Entrepreneurship as Moral Practice: An Existential Phenomenological Study of Meaning, Care, and Digital Agency among Women MSME Entrepreneurs in Makassar
Keywords:
Women Entrepreneurship, Existential Phenomenology, Digital Agency, Meaning of Work, Humanistic EconomicsAbstract
This study explores the lived meanings of work and entrepreneurship among women-led micro, small, and medium enterprises (MSMEs) in Makassar through an existential phenomenological approach. Beyond income generation, these enterprises are moral and relational projects in which women negotiate identity, care, and purpose amid digital transformation and structural constraint. Fourteen female entrepreneurs from culinary, crafts, fashion, and digital micro-service sectors were interviewed and observed to capture first-person accounts of their entrepreneurial experiences. The analysis identified five key themes: work as moral and identity work, care-oriented agency, digital practices as meaningful mediators, resilience through ritual and narrative, and aspirational freedom within constraint.
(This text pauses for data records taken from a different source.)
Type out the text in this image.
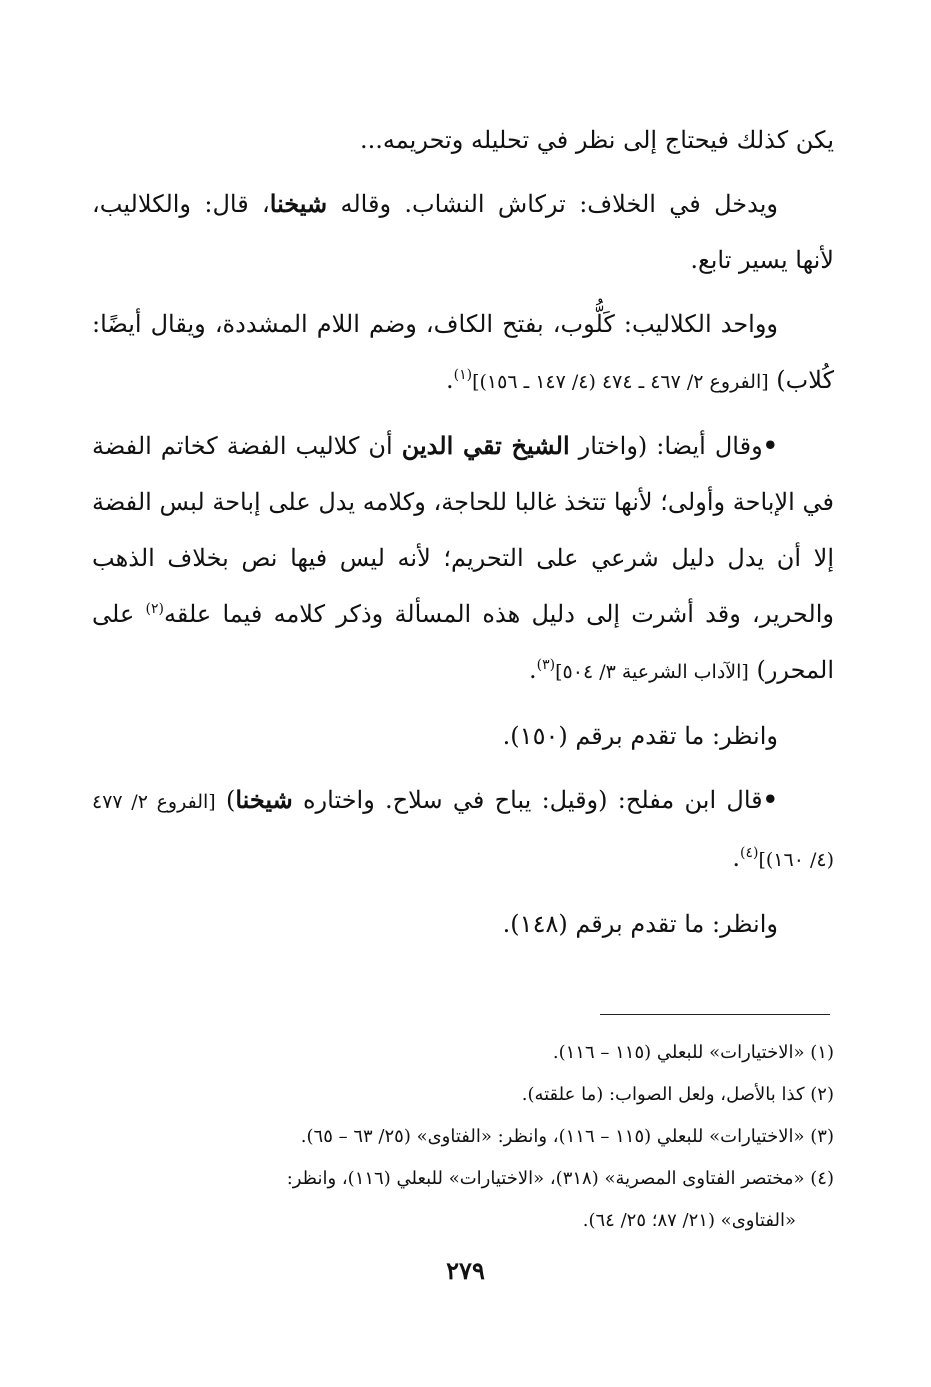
يكن كذلك فيحتاج إلى نظر في تحليله وتحريمه...

ويدخل في الخلاف: تركاش النشاب. وقاله شيخنا، قال: والكلاليب، لأنها يسير تابع.

وواحد الكلاليب: كَلُّوب، بفتح الكاف، وضم اللام المشددة، ويقال أيضًا: كُلاب) [الفروع ٢/ ٤٦٧ ـ ٤٧٤ (٤/ ١٤٧ ـ ١٥٦)]$^{(١)}$.

•وقال أيضا: (واختار الشيخ تقي الدين أن كلاليب الفضة كخاتم الفضة في الإباحة وأولى؛ لأنها تتخذ غالبا للحاجة، وكلامه يدل على إباحة لبس الفضة إلا أن يدل دليل شرعي على التحريم؛ لأنه ليس فيها نص بخلاف الذهب والحرير، وقد أشرت إلى دليل هذه المسألة وذكر كلامه فيما علقه$^{(٢)}$ على المحرر) [الآداب الشرعية ٣/ ٥٠٤]$^{(٣)}$.

وانظر: ما تقدم برقم (١٥٠).

•قال ابن مفلح: (وقيل: يباح في سلاح. واختاره شيخنا) [الفروع ٢/ ٤٧٧ (٤/ ١٦٠)]$^{(٤)}$.

وانظر: ما تقدم برقم (١٤٨).

(١) «الاختيارات» للبعلي (١١٥ – ١١٦).

(٢) كذا بالأصل، ولعل الصواب: (ما علقته).

(٣) «الاختيارات» للبعلي (١١٥ – ١١٦)، وانظر: «الفتاوى» (٢٥/ ٦٣ – ٦٥).

(٤) «مختصر الفتاوى المصرية» (٣١٨)، «الاختيارات» للبعلي (١١٦)، وانظر:

«الفتاوى» (٢١/ ٨٧؛ ٢٥/ ٦٤).

٢٧٩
Findings reveal that entrepreneurship among these women embodies a form of moral economy grounded in dignity, familial responsibility, and community reciprocity. Digitalization emerged as both an enabler of creative expression and a new domain of vulnerability, underscoring the need for socially attuned and trust-based digital ecosystems. The study contributes to humanistic economics by framing women’s entrepreneurship as existential and relational labor, offering insights for policies and training programs that integrate financial inclusion, digital literacy, and psychosocial mentorship. Ultimately, it argues that inclusive economic development must center human meaning and moral purpose, not merely productivity metrics.